Proyek ini adalah proyek legal dan sah; berdasarkan Kontrak Karya yang ditanda tangani antara Pemerintah RI dengan investor; dan perolehan legalisasi melalui perdebatan dan diskusi yang panjang hampir selama 2 tahun mulai dari tingkat Pemda, BKPM, antar departemen (Departemen ESDM, KLH, Kumdang, Dalam Negeri, Kelautan, Pertanian/kehutanan , PU, Setneg), DPRD, DPR Pusat dan Presiden RI.

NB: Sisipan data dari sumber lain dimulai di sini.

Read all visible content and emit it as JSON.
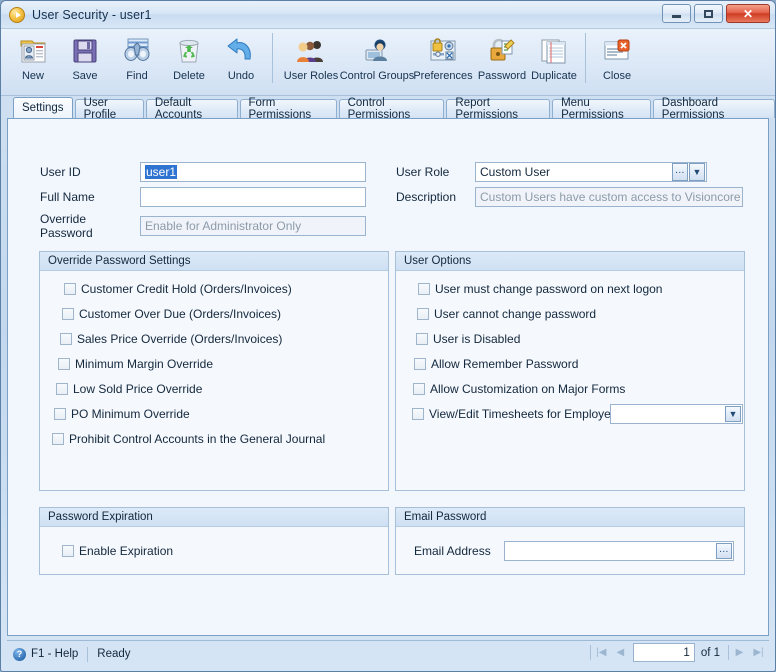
{
  "window": {
    "title": "User Security - user1",
    "app_icon": "play-circle-icon",
    "controls": {
      "minimize": "minimize-icon",
      "maximize": "maximize-icon",
      "close": "close-icon"
    }
  },
  "toolbar": {
    "items": [
      {
        "label": "New",
        "icon": "new-record-icon"
      },
      {
        "label": "Save",
        "icon": "floppy-disk-icon"
      },
      {
        "label": "Find",
        "icon": "binoculars-icon"
      },
      {
        "label": "Delete",
        "icon": "recycle-bin-icon"
      },
      {
        "label": "Undo",
        "icon": "undo-arrow-icon"
      },
      {
        "label": "User Roles",
        "icon": "users-group-icon"
      },
      {
        "label": "Control Groups",
        "icon": "computer-user-icon"
      },
      {
        "label": "Preferences",
        "icon": "lock-settings-icon"
      },
      {
        "label": "Password",
        "icon": "padlock-key-icon"
      },
      {
        "label": "Duplicate",
        "icon": "duplicate-pages-icon"
      },
      {
        "label": "Close",
        "icon": "close-window-icon"
      }
    ]
  },
  "tabs": [
    {
      "label": "Settings",
      "active": true
    },
    {
      "label": "User Profile",
      "active": false
    },
    {
      "label": "Default Accounts",
      "active": false
    },
    {
      "label": "Form Permissions",
      "active": false
    },
    {
      "label": "Control Permissions",
      "active": false
    },
    {
      "label": "Report Permissions",
      "active": false
    },
    {
      "label": "Menu Permissions",
      "active": false
    },
    {
      "label": "Dashboard Permissions",
      "active": false
    }
  ],
  "form": {
    "user_id": {
      "label": "User ID",
      "value": "user1",
      "selected": true
    },
    "full_name": {
      "label": "Full Name",
      "value": ""
    },
    "override_password": {
      "label": "Override Password",
      "value": "",
      "placeholder": "Enable for Administrator Only"
    },
    "user_role": {
      "label": "User Role",
      "value": "Custom User",
      "ellipsis": "…",
      "chevron": "chevron-down-icon"
    },
    "description": {
      "label": "Description",
      "value": "Custom Users have custom access to Visioncore"
    }
  },
  "override_password_settings": {
    "title": "Override Password Settings",
    "checkboxes": [
      {
        "label": "Customer Credit Hold (Orders/Invoices)",
        "checked": false
      },
      {
        "label": "Customer Over Due (Orders/Invoices)",
        "checked": false
      },
      {
        "label": "Sales Price Override (Orders/Invoices)",
        "checked": false
      },
      {
        "label": "Minimum Margin Override",
        "checked": false
      },
      {
        "label": "Low Sold Price Override",
        "checked": false
      },
      {
        "label": "PO Minimum Override",
        "checked": false
      },
      {
        "label": "Prohibit Control Accounts in the General Journal",
        "checked": false
      }
    ]
  },
  "user_options": {
    "title": "User Options",
    "checkboxes": [
      {
        "label": "User must change password on next logon",
        "checked": false
      },
      {
        "label": "User cannot change password",
        "checked": false
      },
      {
        "label": "User is Disabled",
        "checked": false
      },
      {
        "label": "Allow Remember Password",
        "checked": false
      },
      {
        "label": "Allow Customization on Major Forms",
        "checked": false
      },
      {
        "label": "View/Edit Timesheets for Employee",
        "checked": false
      }
    ],
    "timesheet_combo": {
      "value": "",
      "chevron": "chevron-down-icon"
    }
  },
  "password_expiration": {
    "title": "Password Expiration",
    "enable": {
      "label": "Enable Expiration",
      "checked": false
    }
  },
  "email_password": {
    "title": "Email Password",
    "email_address": {
      "label": "Email Address",
      "value": "",
      "ellipsis": "…"
    }
  },
  "statusbar": {
    "help": "F1 - Help",
    "help_icon": "question-mark-icon",
    "status": "Ready",
    "nav": {
      "first": "first-page-icon",
      "prev": "previous-page-icon",
      "page": "1",
      "of": "of 1",
      "next": "next-page-icon",
      "last": "last-page-icon"
    }
  },
  "colors": {
    "accent": "#2f74d0",
    "titlebar": "#d7e6f6",
    "content_bg": "#f2f6fd",
    "group_header": "#d4e4f6",
    "close_button": "#cf3c22"
  }
}
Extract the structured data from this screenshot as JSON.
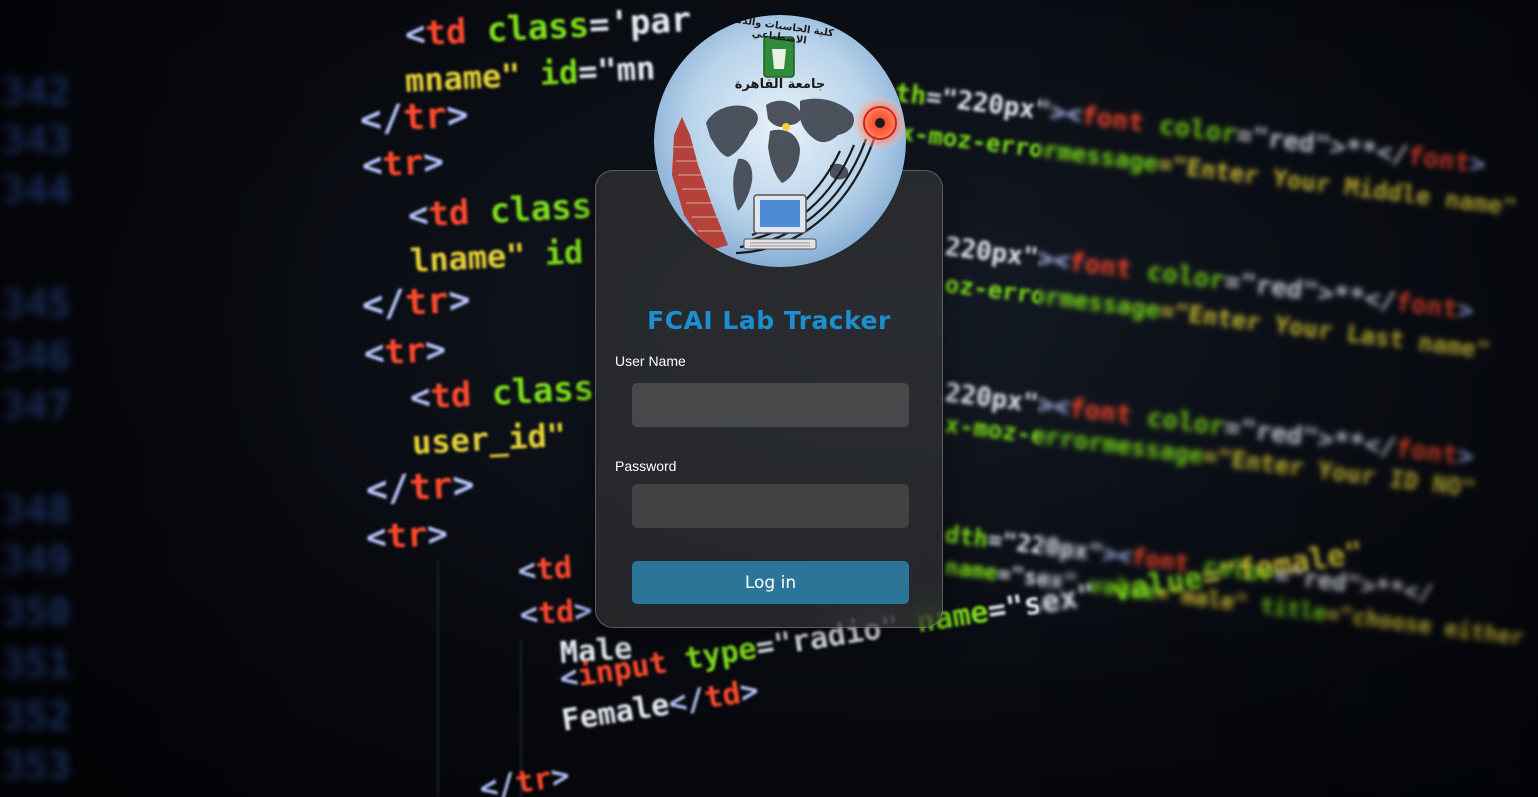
{
  "background": {
    "line_numbers": [
      "342",
      "343",
      "344",
      "345",
      "346",
      "347",
      "348",
      "349",
      "350",
      "351",
      "352",
      "353"
    ],
    "code_lines": [
      {
        "tokens": [
          [
            "<",
            "lblue"
          ],
          [
            "td ",
            "red"
          ],
          [
            "class",
            "green"
          ],
          [
            "='par",
            "white"
          ]
        ]
      },
      {
        "tokens": [
          [
            "mname\" ",
            "yellow"
          ],
          [
            "id",
            "green"
          ],
          [
            "=\"mn",
            "white"
          ]
        ]
      },
      {
        "tokens": [
          [
            "</",
            "lblue"
          ],
          [
            "tr",
            "red"
          ],
          [
            ">",
            "lblue"
          ]
        ]
      },
      {
        "tokens": [
          [
            "<",
            "lblue"
          ],
          [
            "tr",
            "red"
          ],
          [
            ">",
            "lblue"
          ]
        ]
      },
      {
        "tokens": [
          [
            "<",
            "lblue"
          ],
          [
            "td ",
            "red"
          ],
          [
            "class",
            "green"
          ]
        ]
      },
      {
        "tokens": [
          [
            "lname\" ",
            "yellow"
          ],
          [
            "id",
            "green"
          ]
        ]
      },
      {
        "tokens": [
          [
            "</",
            "lblue"
          ],
          [
            "tr",
            "red"
          ],
          [
            ">",
            "lblue"
          ]
        ]
      },
      {
        "tokens": [
          [
            "<",
            "lblue"
          ],
          [
            "tr",
            "red"
          ],
          [
            ">",
            "lblue"
          ]
        ]
      },
      {
        "tokens": [
          [
            "<",
            "lblue"
          ],
          [
            "td ",
            "red"
          ],
          [
            "class",
            "green"
          ]
        ]
      },
      {
        "tokens": [
          [
            "user_id\"",
            "yellow"
          ]
        ]
      },
      {
        "tokens": [
          [
            "</",
            "lblue"
          ],
          [
            "tr",
            "red"
          ],
          [
            ">",
            "lblue"
          ]
        ]
      },
      {
        "tokens": [
          [
            "<",
            "lblue"
          ],
          [
            "tr",
            "red"
          ],
          [
            ">",
            "lblue"
          ]
        ]
      },
      {
        "tokens": [
          [
            "<",
            "lblue"
          ],
          [
            "td",
            "red"
          ]
        ]
      },
      {
        "tokens": [
          [
            "<",
            "lblue"
          ],
          [
            "td",
            "red"
          ],
          [
            ">",
            "lblue"
          ]
        ]
      },
      {
        "tokens": [
          [
            "Male",
            "white"
          ]
        ]
      },
      {
        "tokens": [
          [
            "<",
            "lblue"
          ],
          [
            "input ",
            "red"
          ],
          [
            "type",
            "green"
          ],
          [
            "=\"radio\" ",
            "white"
          ],
          [
            "name",
            "green"
          ],
          [
            "=\"sex\" ",
            "white"
          ],
          [
            "value",
            "green"
          ],
          [
            "=\"female\"",
            "yellow"
          ]
        ]
      },
      {
        "tokens": [
          [
            "Female",
            "white"
          ],
          [
            "</",
            "lblue"
          ],
          [
            "td",
            "red"
          ],
          [
            ">",
            "lblue"
          ]
        ]
      },
      {
        "tokens": [
          [
            "</",
            "lblue"
          ],
          [
            "tr",
            "red"
          ],
          [
            ">",
            "lblue"
          ]
        ]
      }
    ],
    "right_code_lines": [
      {
        "tokens": [
          [
            "th",
            "green"
          ],
          [
            "=\"220px\"",
            "white"
          ],
          [
            "><",
            "lblue"
          ],
          [
            "font ",
            "red"
          ],
          [
            "color",
            "green"
          ],
          [
            "=\"red\"",
            ""
          ],
          [
            ">**</",
            "white"
          ],
          [
            "font",
            "red"
          ],
          [
            ">",
            "lblue"
          ]
        ]
      },
      {
        "tokens": [
          [
            "x-moz-errormessage",
            "green"
          ],
          [
            "=\"Enter Your Middle name\"",
            "yellow"
          ]
        ]
      },
      {
        "tokens": [
          [
            "220px\"",
            "white"
          ],
          [
            "><",
            "lblue"
          ],
          [
            "font ",
            "red"
          ],
          [
            "color",
            "green"
          ],
          [
            "=\"red\"",
            "white"
          ],
          [
            ">**</",
            "white"
          ],
          [
            "font",
            "red"
          ],
          [
            ">",
            "lblue"
          ]
        ]
      },
      {
        "tokens": [
          [
            "oz-errormessage",
            "green"
          ],
          [
            "=\"Enter Your Last name\"",
            "yellow"
          ]
        ]
      },
      {
        "tokens": [
          [
            "220px\"",
            "white"
          ],
          [
            "><",
            "lblue"
          ],
          [
            "font ",
            "red"
          ],
          [
            "color",
            "green"
          ],
          [
            "=\"red\"",
            "white"
          ],
          [
            ">**</",
            "white"
          ],
          [
            "font",
            "red"
          ],
          [
            ">",
            "lblue"
          ]
        ]
      },
      {
        "tokens": [
          [
            "x-moz-errormessage",
            "green"
          ],
          [
            "=\"Enter Your ID NO\"",
            "yellow"
          ]
        ]
      },
      {
        "tokens": [
          [
            "dth",
            "green"
          ],
          [
            "=\"220px\"",
            "white"
          ],
          [
            "><",
            "lblue"
          ],
          [
            "font ",
            "red"
          ],
          [
            "color",
            "green"
          ],
          [
            "=\"red\"",
            "white"
          ],
          [
            ">**</",
            "white"
          ]
        ]
      },
      {
        "tokens": [
          [
            "name",
            "green"
          ],
          [
            "=\"sex\" ",
            "white"
          ],
          [
            "value",
            "green"
          ],
          [
            "=\"male\" ",
            "yellow"
          ],
          [
            "title",
            "green"
          ],
          [
            "=\"choose either male or female\"",
            "yellow"
          ]
        ]
      }
    ]
  },
  "logo": {
    "arabic_top": "كلية الحاسبات والذكاء الاصطناعي",
    "arabic_university": "جامعة القاهرة"
  },
  "form": {
    "title": "FCAI Lab Tracker",
    "username_label": "User Name",
    "username_value": "",
    "password_label": "Password",
    "password_value": "",
    "login_label": "Log in"
  },
  "colors": {
    "title": "#1c8fd0",
    "button": "#2a7598"
  }
}
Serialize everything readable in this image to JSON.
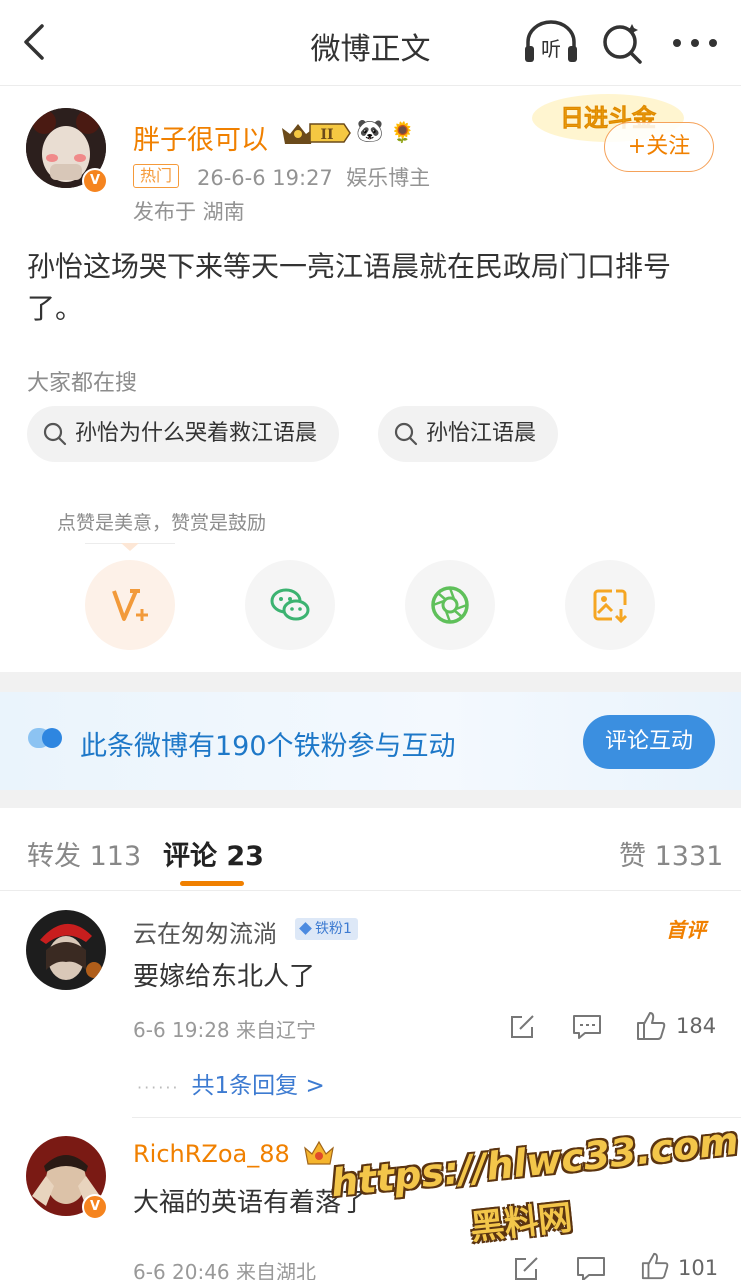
{
  "header": {
    "title": "微博正文",
    "listen_label": "听"
  },
  "author": {
    "name": "胖子很可以",
    "vip_level": "II",
    "hot_badge": "热门",
    "time": "26-6-6 19:27",
    "tag": "娱乐博主",
    "location": "发布于 湖南",
    "follow_label": "+关注",
    "deco_text": "日进斗金"
  },
  "post": {
    "text": "孙怡这场哭下来等天一亮江语晨就在民政局门口排号了。"
  },
  "searches": {
    "label": "大家都在搜",
    "items": [
      "孙怡为什么哭着救江语晨",
      "孙怡江语晨"
    ]
  },
  "reward": {
    "tip": "点赞是美意，赞赏是鼓励"
  },
  "banner": {
    "text": "此条微博有190个铁粉参与互动",
    "button": "评论互动"
  },
  "tabs": {
    "repost": "转发 113",
    "comment": "评论 23",
    "like": "赞 1331"
  },
  "comments": [
    {
      "name": "云在匆匆流淌",
      "fan_badge": "铁粉1",
      "hot_label": "首评",
      "text": "要嫁给东北人了",
      "time": "6-6 19:28  来自辽宁",
      "likes": "184",
      "replies": "共1条回复 >"
    },
    {
      "name": "RichRZoa_88",
      "text": "大福的英语有着落了",
      "time": "6-6 20:46  来自湖北",
      "likes": "101"
    }
  ],
  "watermark": {
    "line1": "https://hlwc33.com",
    "line2": "黑料网"
  },
  "colors": {
    "accent": "#f08000",
    "link": "#3d7bd1",
    "banner_button": "#3b8fe0"
  }
}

Dan saya kira Presiden RI tidak akan sebodoh dan semudah itu untuk memberikan persetujuan bila Proyek ini akan menyengsarakan rakyat, menggusur lahan Pertanian atau Permukiman, menghilangkan mata pencaharian rakyat?? Karena kalau itu memang terjadi, berarti Presiden RI akan terlibat dalam konspirasi tindakan kriminal berat. I think our president is not so stupid. SBY seorang yang amat prudent, penuh pertimbangan dan amat hati-hati dalam mengambil suatu keputusan.
Marilah kita berpikir jernih dan cerdas, tidak perlu melakukan kontradiksi antara pertambangan/ industri dengan pertanian atau lingkungan, tapi marilah kita berpikir dengan cerdas bagaimana industri dan pertanian dapat berjalan seiring, compatible, saling mengisi dan dengan arif tetap menjaga kelestarian lingkungan; dan ini pasti bisa dilakukan bila kita memiliki kemauan dan spirit untuk melakukannya. If you want you will find the way.
Saya bermimpi, sepuluh tahun yang akan datang Kulon Progo menjadi pusat industri besi dan baja nasional;serta menjadi pusat dari world class green pig iron producer…boleh kan???